A question thus exists as to whether riparian rights can even be lost under the theory of adverse possession or prescription. We note that there are conflicting cases in other jurisdictions. We have never decided the issue. As the water level rises and the mean high tide mark advances landward, new waterfront properties come into being to which riparian rights become appurtenant. If water levels were to fall, the mean high tide mark would move channelward out into the waters, eventually moving past the area of riparian rights previously claimed by adverse possession. As only riparian rights riparian rights would have been claimed by adverse possession (as in the present case), i.e., the right of access to water, and no fast land is claimed, how would title to the new land created channelward of the area where riparian rights have been claimed, be established? Considering the unique nature of riparian rights, it may be doubtful whether they can be obtained under the theory of adverse possession or prescription. How can a property right which by its very nature must be attached to fast land, be severed from it?
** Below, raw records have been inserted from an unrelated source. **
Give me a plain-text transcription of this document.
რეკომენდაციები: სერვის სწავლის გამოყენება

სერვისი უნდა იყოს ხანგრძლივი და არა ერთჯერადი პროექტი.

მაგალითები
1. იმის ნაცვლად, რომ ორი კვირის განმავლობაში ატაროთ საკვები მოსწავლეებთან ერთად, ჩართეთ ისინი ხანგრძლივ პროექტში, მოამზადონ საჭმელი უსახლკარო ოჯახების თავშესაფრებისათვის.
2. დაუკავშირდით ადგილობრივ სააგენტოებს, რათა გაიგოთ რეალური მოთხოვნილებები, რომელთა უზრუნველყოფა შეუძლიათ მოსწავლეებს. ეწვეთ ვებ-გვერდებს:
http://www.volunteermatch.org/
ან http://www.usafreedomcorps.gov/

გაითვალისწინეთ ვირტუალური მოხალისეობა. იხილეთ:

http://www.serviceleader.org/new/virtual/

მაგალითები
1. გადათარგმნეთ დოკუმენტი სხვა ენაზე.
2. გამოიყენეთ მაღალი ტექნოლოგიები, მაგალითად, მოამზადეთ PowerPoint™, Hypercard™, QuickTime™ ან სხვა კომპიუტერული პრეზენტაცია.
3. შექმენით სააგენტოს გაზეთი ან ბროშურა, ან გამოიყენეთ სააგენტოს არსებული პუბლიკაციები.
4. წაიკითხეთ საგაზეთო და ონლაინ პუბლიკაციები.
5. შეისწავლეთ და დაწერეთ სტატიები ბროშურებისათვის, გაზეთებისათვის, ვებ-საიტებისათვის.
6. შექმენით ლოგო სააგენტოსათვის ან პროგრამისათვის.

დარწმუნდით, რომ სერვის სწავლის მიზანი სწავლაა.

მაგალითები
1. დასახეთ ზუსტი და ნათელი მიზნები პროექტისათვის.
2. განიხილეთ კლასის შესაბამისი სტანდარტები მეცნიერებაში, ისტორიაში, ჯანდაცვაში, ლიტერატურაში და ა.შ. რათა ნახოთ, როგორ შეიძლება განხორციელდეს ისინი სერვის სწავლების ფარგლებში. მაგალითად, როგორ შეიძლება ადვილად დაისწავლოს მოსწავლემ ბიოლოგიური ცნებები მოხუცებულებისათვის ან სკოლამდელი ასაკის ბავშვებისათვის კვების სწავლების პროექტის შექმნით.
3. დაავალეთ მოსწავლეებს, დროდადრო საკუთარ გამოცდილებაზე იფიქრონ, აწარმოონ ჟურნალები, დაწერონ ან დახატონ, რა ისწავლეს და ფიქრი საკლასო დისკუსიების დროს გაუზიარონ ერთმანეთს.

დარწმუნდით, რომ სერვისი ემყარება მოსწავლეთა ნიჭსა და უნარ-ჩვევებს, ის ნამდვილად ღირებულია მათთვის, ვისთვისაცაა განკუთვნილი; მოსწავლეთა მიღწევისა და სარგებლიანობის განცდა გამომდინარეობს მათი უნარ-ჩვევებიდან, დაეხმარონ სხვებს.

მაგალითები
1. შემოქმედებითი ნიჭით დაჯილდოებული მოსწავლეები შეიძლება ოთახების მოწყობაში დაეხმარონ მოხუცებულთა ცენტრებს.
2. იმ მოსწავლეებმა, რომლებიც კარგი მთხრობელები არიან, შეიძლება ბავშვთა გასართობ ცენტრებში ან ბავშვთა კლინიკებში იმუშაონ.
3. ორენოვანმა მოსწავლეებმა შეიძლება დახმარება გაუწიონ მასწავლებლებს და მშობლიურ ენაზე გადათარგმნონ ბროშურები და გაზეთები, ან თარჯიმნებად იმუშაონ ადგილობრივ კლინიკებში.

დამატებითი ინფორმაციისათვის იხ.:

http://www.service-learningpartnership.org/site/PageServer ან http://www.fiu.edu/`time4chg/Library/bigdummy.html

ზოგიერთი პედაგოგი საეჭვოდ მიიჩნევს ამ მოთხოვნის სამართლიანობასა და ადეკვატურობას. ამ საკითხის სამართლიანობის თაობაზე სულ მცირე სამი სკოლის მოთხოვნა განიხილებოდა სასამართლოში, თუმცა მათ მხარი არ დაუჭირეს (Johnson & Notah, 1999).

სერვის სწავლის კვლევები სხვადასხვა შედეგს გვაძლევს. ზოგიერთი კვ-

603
How can an unattached riparian right exist-ever? In light of the fact that the lower court and the Court of Special Appeals have found and affirmed that, in any event, the requirements of adverse possession have not been met in this case, and we agree, we need not resolve that issue in this case. We expressly leave it for another time.

There are at least two other cases in active litigation that may directly raise that issue – and it will be interesting to see how it comes out.